Fantasy illustration of Dina Vinhofvers from 1795

Dina Vinhofvers (1620 – 7 July 1651) was a Danish silk worker who became famous because of her involvement in an alleged conspiracy of Corfitz Ulfeldt against King Frederick III of Denmark in 1650–51.[1]

Background

She was born in Copenhagen to German parents. Her mother, Margrethe Vinhofvers, is known to have had a position at the work house's staff. She married David Schumacher (d. 1650) in Holstein, had a daughter in 1640 and returned to Denmark in the late 1640s with her lover Lieutenant Jørgen Walter. She lived with her mother and daughter with the silk manufacturer Samson Gertzen and supported herself by silk ironing, but was also pointed out as a prostitute.

Corfitz affair

In 1650, she reported a plan to assassinate the king.
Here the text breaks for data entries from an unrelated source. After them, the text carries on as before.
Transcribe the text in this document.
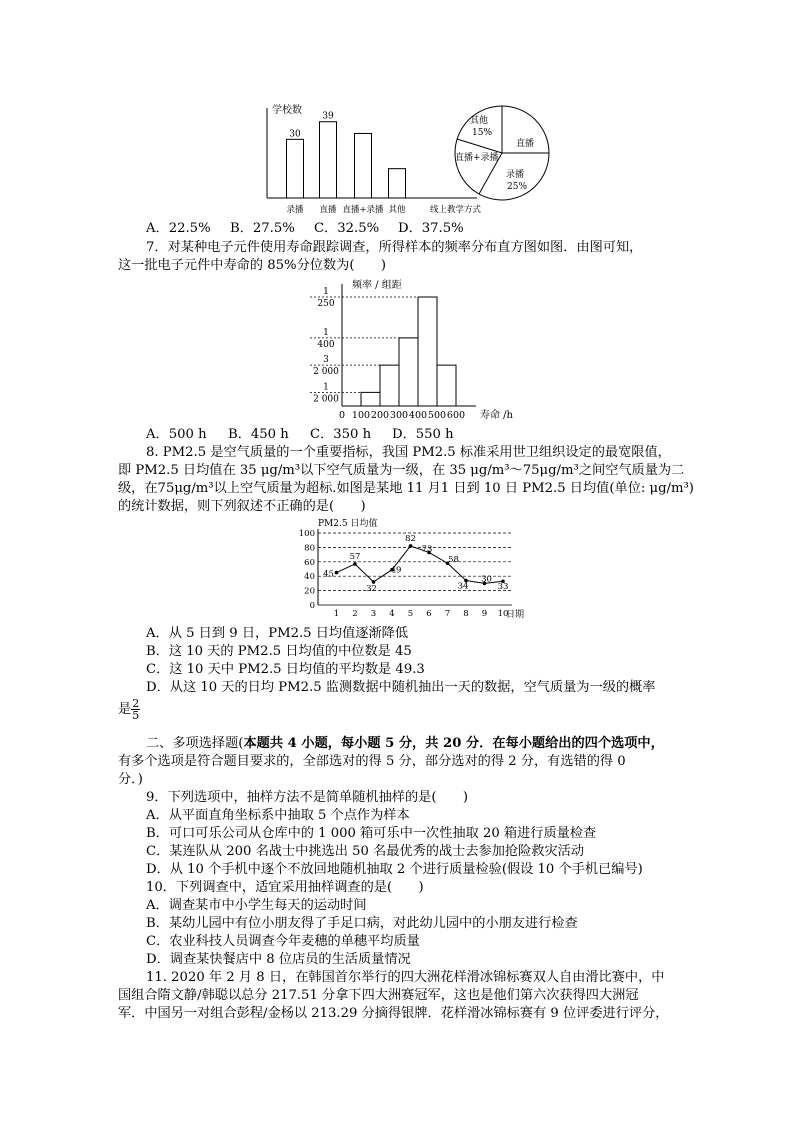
学校数
30
录播
39
直播 直播+录播 其他	线上教学方式
其他
15%
直播
直播+录播
录播
25%
A．22.5% B．27.5% C．32.5% D．37.5%
7．对某种电子元件使用寿命跟踪调查，所得样本的频率分布直方图如图．由图可知，
这一批电子元件中寿命的 85%分位数为(　　)
频率 / 组距
0 100 200 300 400 500 600
1
250
1
400
3
2 000
1
2 000
寿命 /h
A．500 h B．450 h C．350 h D．550 h
8. PM2.5 是空气质量的一个重要指标，我国 PM2.5 标准采用世卫组织设定的最宽限值，
即 PM2.5 日均值在 35 μg/m³以下空气质量为一级，在 35 μg/m³～75μg/m³之间空气质量为二
级，在75μg/m³以上空气质量为超标.如图是某地 11 月1 日到 10 日 PM2.5 日均值(单位: μg/m³)
的统计数据，则下列叙述不正确的是(　　)
PM2.5 日均值
0
20
40
60
80
100
1 2 3 4 5 6 7 8 9 10
45
57
32
49
82
73
58
34
30
33
日期
A．从 5 日到 9 日，PM2.5 日均值逐渐降低
B．这 10 天的 PM2.5 日均值的中位数是 45
C．这 10 天中 PM2.5 日均值的平均数是 49.3
D．从这 10 天的日均 PM2.5 监测数据中随机抽出一天的数据，空气质量为一级的概率
是 $\frac{2}{5}$
二、多项选择题(本题共 4 小题，每小题 5 分，共 20 分．在每小题给出的四个选项中，
有多个选项是符合题目要求的，全部选对的得 5 分，部分选对的得 2 分，有选错的得 0
分．)
9．下列选项中，抽样方法不是简单随机抽样的是(　　)
A．从平面直角坐标系中抽取 5 个点作为样本
B．可口可乐公司从仓库中的 1 000 箱可乐中一次性抽取 20 箱进行质量检查
C．某连队从 200 名战士中挑选出 50 名最优秀的战士去参加抢险救灾活动
D．从 10 个手机中逐个不放回地随机抽取 2 个进行质量检验(假设 10 个手机已编号)
10．下列调查中，适宜采用抽样调查的是(　　)
A．调查某市中小学生每天的运动时间
B．某幼儿园中有位小朋友得了手足口病，对此幼儿园中的小朋友进行检查
C．农业科技人员调查今年麦穗的单穗平均质量
D．调查某快餐店中 8 位店员的生活质量情况
11. 2020 年 2 月 8 日，在韩国首尔举行的四大洲花样滑冰锦标赛双人自由滑比赛中，中
国组合隋文静/韩聪以总分 217.51 分拿下四大洲赛冠军，这也是他们第六次获得四大洲冠
军．中国另一对组合彭程/金杨以 213.29 分摘得银牌．花样滑冰锦标赛有 9 位评委进行评分，
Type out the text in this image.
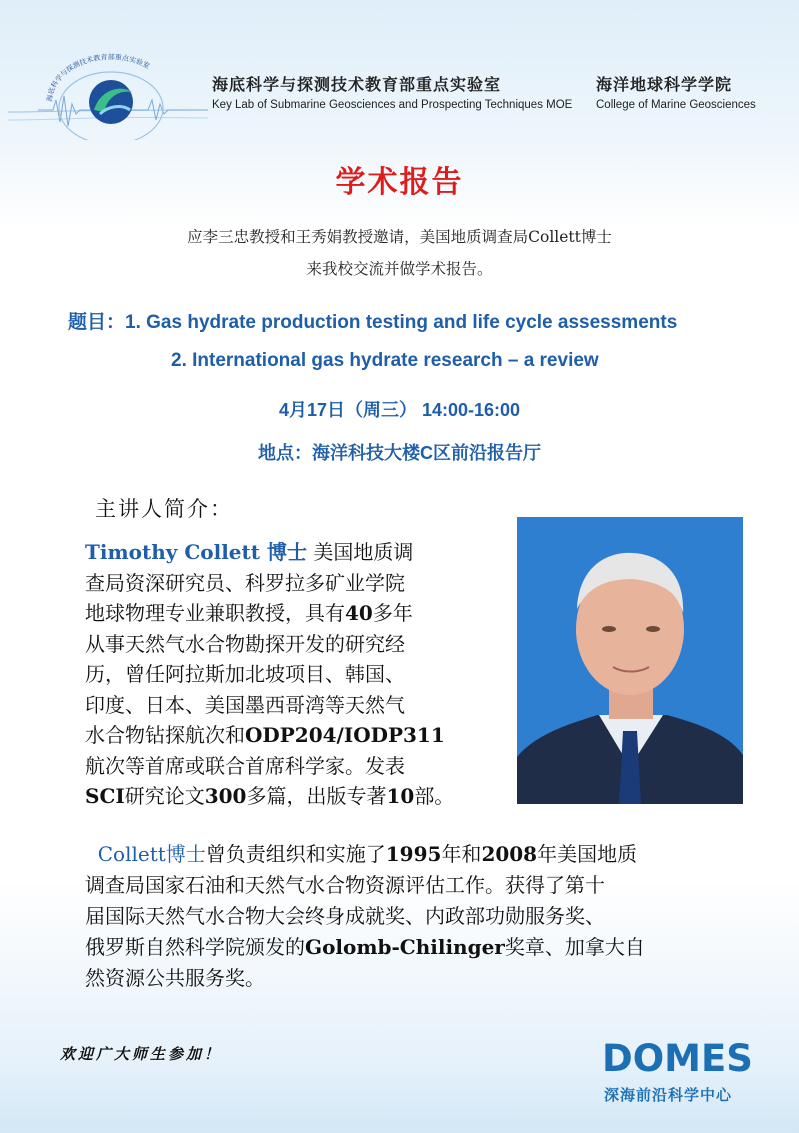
海底科学与探测技术教育部重点实验室
海底科学与探测技术教育部重点实验室
Key Lab of Submarine Geosciences and Prospecting Techniques MOE
海洋地球科学学院
College of Marine Geosciences
学术报告
应李三忠教授和王秀娟教授邀请，美国地质调查局Collett博士
来我校交流并做学术报告。
题目：1. Gas hydrate production testing and life cycle assessments
2. International gas hydrate research – a review
4月17日（周三） 14:00-16:00
地点：海洋科技大楼C区前沿报告厅
主讲人简介：

Timothy Collett 博士 美国地质调

查局资深研究员、科罗拉多矿业学院

地球物理专业兼职教授，具有40多年

从事天然气水合物勘探开发的研究经

历，曾任阿拉斯加北坡项目、韩国、

印度、日本、美国墨西哥湾等天然气

水合物钻探航次和ODP204/IODP311

航次等首席或联合首席科学家。发表

SCI研究论文300多篇，出版专著10部。

Collett博士曾负责组织和实施了1995年和2008年美国地质

调查局国家石油和天然气水合物资源评估工作。获得了第十

届国际天然气水合物大会终身成就奖、内政部功勋服务奖、

俄罗斯自然科学院颁发的Golomb-Chilinger奖章、加拿大自

然资源公共服务奖。

欢迎广大师生参加！	DOMES
深海前沿科学中心
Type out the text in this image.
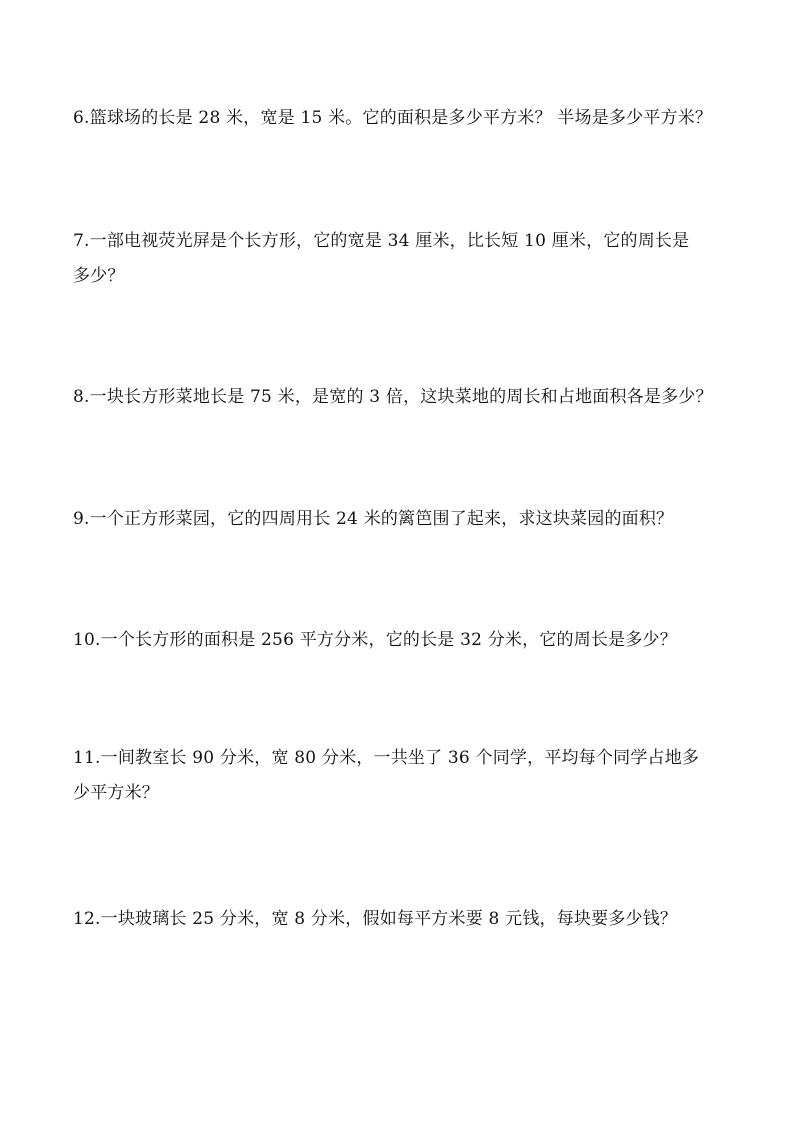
6.篮球场的长是 28 米，宽是 15 米。它的面积是多少平方米？ 半场是多少平方米？
7.一部电视荧光屏是个长方形，它的宽是 34 厘米，比长短 10 厘米，它的周长是
多少？
8.一块长方形菜地长是 75 米，是宽的 3 倍，这块菜地的周长和占地面积各是多少？
9.一个正方形菜园，它的四周用长 24 米的篱笆围了起来，求这块菜园的面积？
10.一个长方形的面积是 256 平方分米，它的长是 32 分米，它的周长是多少？
11.一间教室长 90 分米，宽 80 分米，一共坐了 36 个同学，平均每个同学占地多
少平方米？
12.一块玻璃长 25 分米，宽 8 分米，假如每平方米要 8 元钱，每块要多少钱？
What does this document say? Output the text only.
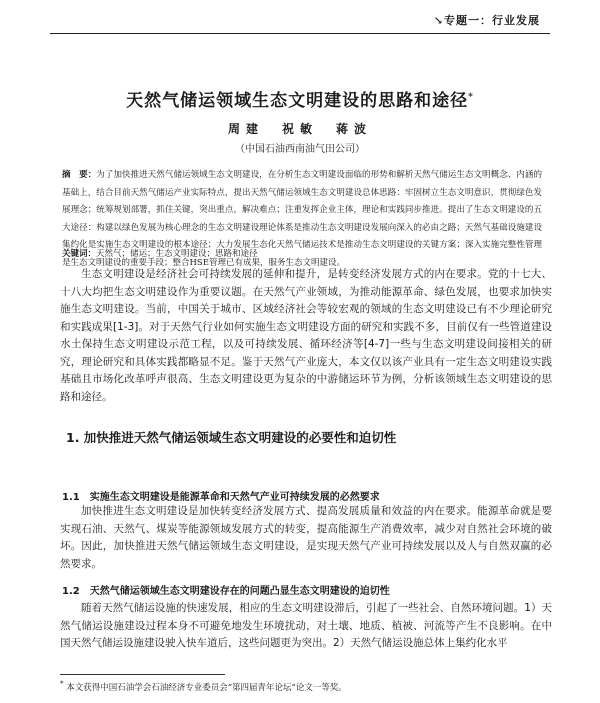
↘专题一：行业发展
天然气储运领域生态文明建设的思路和途径*
周建　祝敏　蒋波
（中国石油西南油气田公司）
摘　要：为了加快推进天然气储运领域生态文明建设，在分析生态文明建设面临的形势和解析天然气储运生态文明概念、内涵的基础上，结合目前天然气储运产业实际特点，提出天然气储运领域生态文明建设总体思路：牢固树立生态文明意识，贯彻绿色发展理念；统筹规划部署，抓住关键，突出重点，解决难点；注重发挥企业主体，理论和实践同步推进。提出了生态文明建设的五大途径：构建以绿色发展为核心理念的生态文明建设理论体系是推动生态文明建设发展向深入的必由之路；天然气基础设施建设集约化是实施生态文明建设的根本途径；大力发展生态化天然气储运技术是推动生态文明建设的关键方案；深入实施完整性管理是生态文明建设的重要手段；整合HSE管理已有成果，服务生态文明建设。
关键词：天然气；储运；生态文明建设；思路和途径

生态文明建设是经济社会可持续发展的延伸和提升，是转变经济发展方式的内在要求。党的十七大、十八大均把生态文明建设作为重要议题。在天然气产业领域，为推动能源革命、绿色发展，也要求加快实施生态文明建设。当前，中国关于城市、区域经济社会等较宏观的领域的生态文明建设已有不少理论研究和实践成果[1-3]。对于天然气行业如何实施生态文明建设方面的研究和实践不多，目前仅有一些管道建设水土保持生态文明建设示范工程，以及可持续发展、循环经济等[4-7]一些与生态文明建设间接相关的研究，理论研究和具体实践都略显不足。鉴于天然气产业庞大，本文仅以该产业具有一定生态文明建设实践基础且市场化改革呼声很高、生态文明建设更为复杂的中游储运环节为例，分析该领域生态文明建设的思路和途径。

1. 加快推进天然气储运领域生态文明建设的必要性和迫切性
1.1　实施生态文明建设是能源革命和天然气产业可持续发展的必然要求

加快推进生态文明建设是加快转变经济发展方式、提高发展质量和效益的内在要求。能源革命就是要实现石油、天然气、煤炭等能源领域发展方式的转变，提高能源生产消费效率，减少对自然社会环境的破坏。因此，加快推进天然气储运领域生态文明建设，是实现天然气产业可持续发展以及人与自然双赢的必然要求。

1.2　天然气储运领域生态文明建设存在的问题凸显生态文明建设的迫切性

随着天然气储运设施的快速发展，相应的生态文明建设滞后，引起了一些社会、自然环境问题。1）天然气储运设施建设过程本身不可避免地发生环境扰动，对土壤、地质、植被、河流等产生不良影响。在中国天然气储运设施建设驶入快车道后，这些问题更为突出。2）天然气储运设施总体上集约化水平

* 本文获得中国石油学会石油经济专业委员会“第四届青年论坛”论文一等奖。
She pointed out Corfitz Ulfeldt as the father of the child she expected; she also claimed to have overheard a conversation between Ulfeldt and Leonora Christina Ulfeldt, while she was laying in Ulfeldt's bed, in which they spoke of their plans to poison the king. Walter, the probable father of her child, who had become a favorite of the king and became ennobled in 1649, presented her accusations before the monarch. Walter is also believed to have been the one who instigated her to put forward her accusation to limit the influence of Ulfeldt, whose position was already risky because of his tense relationship with the king: Walter was close to the Danish-Holstein nobleman Christian Rantzau (1614–1663), who was an opponent of Ulfeldt. The accusation was put forward at a point when Ulfeldt's professional conduct was already under investigation. However, the accusations were kept secret by the king, who wished to examine them quietly.

In 1651, Walter was appointed councillor, which can be seen as a sign that the king had taken the accusations seriously. Vinhofvers now met Leonora Christina and Ulfeldt's confessor Simon Hennings and told them that Walter had plans to assassinate the Ulfeldt couple. Ulfeldt informed the king, who had Vinhofvers imprisoned at Copenhagen Castle and made the affair public. She retracted her former accusation against Ulfeldt during questioning, and claimed that the accusations had been fabricated by Walter. Ulfeldt was freed by the court, but Vinhofvers was sentenced to death for her first accusation. She was decapitated in the summer of 1651 outside the Copenhagen Castle.

In literature

Dina Vinhofvers was the subject of Dina, a tragic play written in 1842 by Adam Oehlenschläger. Danish author Ebbe Kløvedal Reich also included portions of her story in Rejsen til Messias (Copenhagen: Gyldendal. 1974).[2]